May 31, 2012|By Deborah Netburn
  • A screen grab from a "story map" by ESRI that tracks the journey of the Olympic torch through Britain.
A screen grab from a "story map" by ESRI that tracks the journey… (ESRI )

On May 29 the Olympic torch began an epic 70-day journey that will take it all over England and into Wales, Scotland and Northern Ireland. The 8,000-mile trip will end on July 27 at the Olympic Stadium in Stratford.

Catching a glimpse of the torch in real life will be easy for residents of Britain -- the organizers of the Olympic relay say that 95% of Britain's population will be within a one-hour drive of the torch's route. The BBC has created an exhaustive webpage that tracks the torch's journey, even giving the times the torch is expected to enter each town as well as a weather report for that day.

As for non-residents of Britain, we can get in on the fun too. We may not be able to see the torch ourselves, but we can follow its journey thanks to an interactive "story map" created by the geographic information services mapping company ESRI. 

ESRI's map shows all the places that the torch will be stopping, and lets you know where it currently is on its route.
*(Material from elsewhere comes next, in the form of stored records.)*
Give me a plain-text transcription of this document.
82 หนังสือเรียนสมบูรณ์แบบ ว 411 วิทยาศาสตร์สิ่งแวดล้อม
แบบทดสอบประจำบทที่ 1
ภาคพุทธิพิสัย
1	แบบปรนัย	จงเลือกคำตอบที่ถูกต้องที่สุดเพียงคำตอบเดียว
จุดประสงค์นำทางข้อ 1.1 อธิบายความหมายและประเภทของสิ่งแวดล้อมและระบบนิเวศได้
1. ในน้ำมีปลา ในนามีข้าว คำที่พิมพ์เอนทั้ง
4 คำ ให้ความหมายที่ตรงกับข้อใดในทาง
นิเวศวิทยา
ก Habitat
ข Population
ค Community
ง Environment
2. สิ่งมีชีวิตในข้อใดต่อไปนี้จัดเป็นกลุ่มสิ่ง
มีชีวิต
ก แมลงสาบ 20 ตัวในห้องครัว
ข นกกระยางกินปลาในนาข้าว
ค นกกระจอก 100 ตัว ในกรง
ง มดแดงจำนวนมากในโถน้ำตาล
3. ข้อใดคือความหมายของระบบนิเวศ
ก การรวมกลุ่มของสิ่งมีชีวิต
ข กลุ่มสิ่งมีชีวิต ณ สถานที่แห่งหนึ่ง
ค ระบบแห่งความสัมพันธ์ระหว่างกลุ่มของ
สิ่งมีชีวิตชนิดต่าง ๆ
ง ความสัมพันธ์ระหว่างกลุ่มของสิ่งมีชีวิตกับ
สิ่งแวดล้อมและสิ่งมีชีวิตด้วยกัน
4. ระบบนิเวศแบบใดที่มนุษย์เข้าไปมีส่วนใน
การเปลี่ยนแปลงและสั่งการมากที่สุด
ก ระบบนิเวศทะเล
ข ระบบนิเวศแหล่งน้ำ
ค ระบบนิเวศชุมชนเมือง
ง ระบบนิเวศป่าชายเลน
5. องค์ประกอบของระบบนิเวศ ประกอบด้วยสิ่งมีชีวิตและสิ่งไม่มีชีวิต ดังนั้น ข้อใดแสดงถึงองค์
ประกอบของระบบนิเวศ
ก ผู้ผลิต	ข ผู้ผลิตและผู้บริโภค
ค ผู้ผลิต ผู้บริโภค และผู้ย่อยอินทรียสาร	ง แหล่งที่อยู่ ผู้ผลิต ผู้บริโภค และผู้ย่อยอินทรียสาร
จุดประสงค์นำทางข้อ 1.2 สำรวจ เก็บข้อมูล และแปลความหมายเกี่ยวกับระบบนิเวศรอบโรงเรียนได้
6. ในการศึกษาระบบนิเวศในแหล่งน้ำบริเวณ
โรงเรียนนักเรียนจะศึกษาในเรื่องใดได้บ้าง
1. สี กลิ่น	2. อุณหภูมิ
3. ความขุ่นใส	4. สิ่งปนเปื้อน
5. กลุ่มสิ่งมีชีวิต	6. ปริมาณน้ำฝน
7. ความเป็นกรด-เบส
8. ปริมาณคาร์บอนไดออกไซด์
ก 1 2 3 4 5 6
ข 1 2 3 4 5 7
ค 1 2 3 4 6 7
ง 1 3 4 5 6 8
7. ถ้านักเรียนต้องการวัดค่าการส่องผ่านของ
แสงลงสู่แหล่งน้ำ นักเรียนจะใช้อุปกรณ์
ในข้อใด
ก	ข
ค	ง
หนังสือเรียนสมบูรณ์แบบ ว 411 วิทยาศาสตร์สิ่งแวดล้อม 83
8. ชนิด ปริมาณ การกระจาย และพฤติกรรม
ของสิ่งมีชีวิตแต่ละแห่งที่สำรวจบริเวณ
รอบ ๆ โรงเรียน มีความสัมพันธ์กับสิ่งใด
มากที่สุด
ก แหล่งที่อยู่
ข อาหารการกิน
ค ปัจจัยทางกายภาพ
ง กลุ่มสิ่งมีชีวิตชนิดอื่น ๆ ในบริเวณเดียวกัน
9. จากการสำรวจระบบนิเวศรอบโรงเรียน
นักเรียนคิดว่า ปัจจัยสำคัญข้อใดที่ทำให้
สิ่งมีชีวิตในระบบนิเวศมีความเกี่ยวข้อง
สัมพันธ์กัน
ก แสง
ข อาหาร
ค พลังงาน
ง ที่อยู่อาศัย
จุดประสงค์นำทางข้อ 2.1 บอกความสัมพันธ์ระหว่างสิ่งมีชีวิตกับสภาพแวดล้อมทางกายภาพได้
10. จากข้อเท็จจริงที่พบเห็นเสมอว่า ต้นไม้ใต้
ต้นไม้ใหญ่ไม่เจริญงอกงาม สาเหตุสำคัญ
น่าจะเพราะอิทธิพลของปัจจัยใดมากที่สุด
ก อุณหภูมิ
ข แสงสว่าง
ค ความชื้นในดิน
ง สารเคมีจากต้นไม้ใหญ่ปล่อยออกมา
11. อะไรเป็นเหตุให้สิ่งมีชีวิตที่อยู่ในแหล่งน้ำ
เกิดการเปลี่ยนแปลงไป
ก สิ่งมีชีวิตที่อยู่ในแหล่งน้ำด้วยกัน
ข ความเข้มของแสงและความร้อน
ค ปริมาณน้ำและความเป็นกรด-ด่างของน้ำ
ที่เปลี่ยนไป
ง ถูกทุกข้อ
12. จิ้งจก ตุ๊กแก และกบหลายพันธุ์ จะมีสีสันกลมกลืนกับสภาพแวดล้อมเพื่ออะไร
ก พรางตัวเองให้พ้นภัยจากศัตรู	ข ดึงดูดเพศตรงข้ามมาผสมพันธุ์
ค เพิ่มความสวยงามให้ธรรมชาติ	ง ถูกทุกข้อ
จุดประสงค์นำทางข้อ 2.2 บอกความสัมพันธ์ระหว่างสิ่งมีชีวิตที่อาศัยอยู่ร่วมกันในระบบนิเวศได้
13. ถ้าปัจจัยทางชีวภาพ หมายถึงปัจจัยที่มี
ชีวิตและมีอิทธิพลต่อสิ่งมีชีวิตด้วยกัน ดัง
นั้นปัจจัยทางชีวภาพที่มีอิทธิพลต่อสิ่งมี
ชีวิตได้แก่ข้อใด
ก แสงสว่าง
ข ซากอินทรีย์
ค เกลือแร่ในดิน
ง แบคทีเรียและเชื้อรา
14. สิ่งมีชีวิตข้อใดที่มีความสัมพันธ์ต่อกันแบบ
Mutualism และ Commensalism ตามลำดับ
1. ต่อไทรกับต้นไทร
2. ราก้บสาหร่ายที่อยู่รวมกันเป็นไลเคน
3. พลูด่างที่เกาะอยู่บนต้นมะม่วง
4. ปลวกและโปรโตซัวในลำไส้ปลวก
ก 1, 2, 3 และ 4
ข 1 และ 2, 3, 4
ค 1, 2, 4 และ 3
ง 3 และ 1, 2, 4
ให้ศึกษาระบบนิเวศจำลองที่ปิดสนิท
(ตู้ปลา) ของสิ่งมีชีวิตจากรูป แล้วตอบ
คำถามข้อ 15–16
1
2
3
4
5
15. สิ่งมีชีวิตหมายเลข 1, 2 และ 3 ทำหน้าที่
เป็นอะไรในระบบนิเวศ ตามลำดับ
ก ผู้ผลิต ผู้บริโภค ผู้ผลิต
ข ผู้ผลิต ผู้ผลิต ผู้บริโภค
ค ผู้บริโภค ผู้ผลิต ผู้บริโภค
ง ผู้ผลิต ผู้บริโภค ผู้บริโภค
Click on a location through which the torch has already passed and you'll find photos pulled in via a Flickr feed that show what was happening at the town at the time that the torch came through.

The images we saw showed lots of parades, schoolchildren grinning, people cheering, and music and dance performances. (Check out the photos accompanying the torch's visit to Sennen on the first day of its journey for some great shots of a male dancer rocking hot pink spandex pants).

It takes just a few minutes of clicking around the map and scrolling through photos to get caught up in the pre-Olympic excitement, even if you are sitting in a drab cubicle halfway across the world.

The map was designed by Allen Carroll, former chief cartographer for the National Geographic Society, who now works at ESRI.

While the map is a cool way to visualize the torch's journey, it's also a great example of the new ways available to journalists and others to tell stories online.